Maloca do Pacaembu

A mesa é ampla e um a um os pratos vão se sentando para o almoço, uma cadeira após a outra, todas atrás da refeição vegetariana da mestra Govinda.  Ao redor da mesa estão garfos participantes de diversos iniciativas, empresas e projetos trabalhando com comunicação, cultura e tecnologia, são eles: Mapa da Cachaça, Ecolab, Filmes para Bailar, Grão Filmes, Como Faz, Cardume e os Artistas no Telhado, além de Alícia Peres, Debora Sales e Bruno Fernandes, autônomos, ou Indivíduos Não Governamentais (INGs) mesmo.
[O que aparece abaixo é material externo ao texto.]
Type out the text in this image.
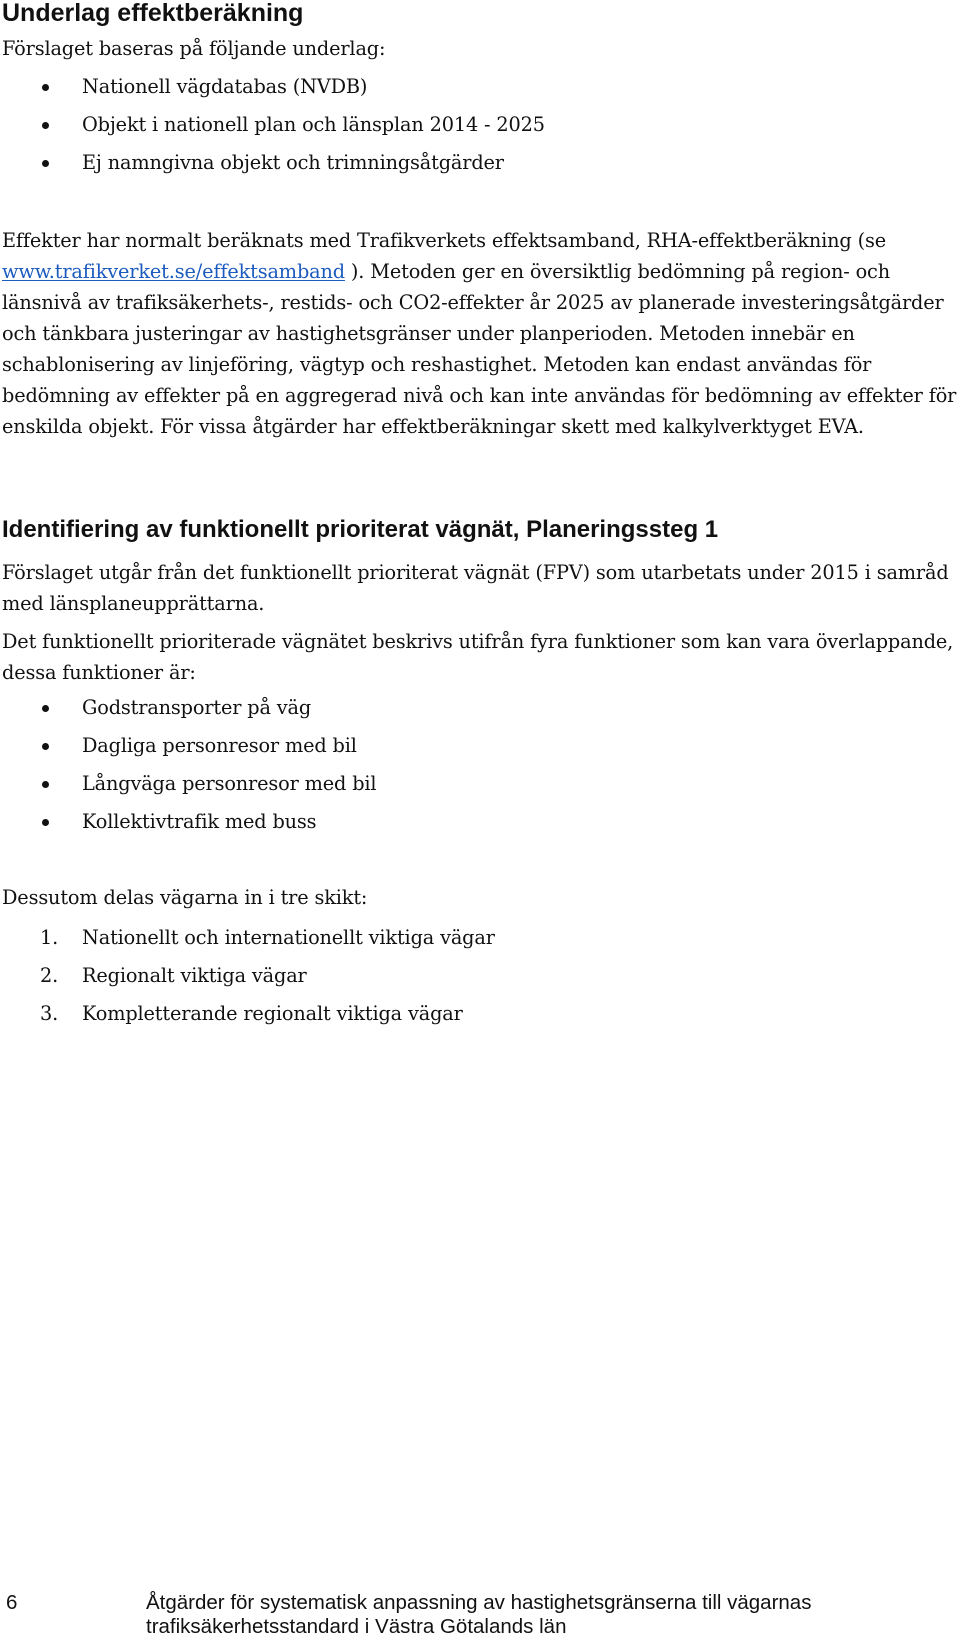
Underlag effektberäkning

Förslaget baseras på följande underlag:

Nationell vägdatabas (NVDB)
Objekt i nationell plan och länsplan 2014 - 2025
Ej namngivna objekt och trimningsåtgärder

Effekter har normalt beräknats med Trafikverkets effektsamband, RHA-effektberäkning (se www.trafikverket.se/effektsamband ). Metoden ger en översiktlig bedömning på region- och länsnivå av trafiksäkerhets-, restids- och CO2-effekter år 2025 av planerade investeringsåtgärder och tänkbara justeringar av hastighetsgränser under planperioden. Metoden innebär en schablonisering av linjeföring, vägtyp och reshastighet. Metoden kan endast användas för bedömning av effekter på en aggregerad nivå och kan inte användas för bedömning av effekter för enskilda objekt. För vissa åtgärder har effektberäkningar skett med kalkylverktyget EVA.

Identifiering av funktionellt prioriterat vägnät, Planeringssteg 1

Förslaget utgår från det funktionellt prioriterat vägnät (FPV) som utarbetats under 2015 i samråd med länsplaneupprättarna.

Det funktionellt prioriterade vägnätet beskrivs utifrån fyra funktioner som kan vara överlappande, dessa funktioner är:

Godstransporter på väg
Dagliga personresor med bil
Långväga personresor med bil
Kollektivtrafik med buss

Dessutom delas vägarna in i tre skikt:

1.	Nationellt och internationellt viktiga vägar
2.	Regionalt viktiga vägar
3.	Kompletterande regionalt viktiga vägar
6	Åtgärder för systematisk anpassning av hastighetsgränserna till vägarnas trafiksäkerhetsstandard i Västra Götalands län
A Maloca é um casarão de frente pro portão 21 do estádio do Pacaembu. Nas quartas e domingos quando tem jogo, as salas do casarão viram uma extensão da torcida do Corinthians, do Palmeiras, quase dá para encontrar um mancha verde ou gavião tomando um copo dágua ou berrando na cozinha. Os ocupantes um dia tiveram a saudável ideia de assistir ao jogo no telão curtindo o som ambiente da torcida vizinha. Foi horrível, a torcida cantava as jogadas com dezenas de segundos de antecedência enquanto o telão inútil mostrava o passado. Sem futebol por lá, além das torcidas cantando enquanto você está no banheiro. As festas no telhado, porém, não possuem esse problema.

Maloca está ocupada por esse pessoal há quase dois anos e foi reformada recentemente, piso novo, paredes pintadas, dá pra sentir ar fresco por ali. Boa parte do pessoal ocupante vem da Casa da Cultura Digital original, espaço que aconteceu no castelinho da rua Vitorino Carmillo entre 2009 e 2014 e merece um post completo só para ele. Outro dia. Toda forma, o grupo que veio de lá para a Maloca fez isso em conjunto, para manter o espaço de afinidades que haviam encontrado e não abriram mão.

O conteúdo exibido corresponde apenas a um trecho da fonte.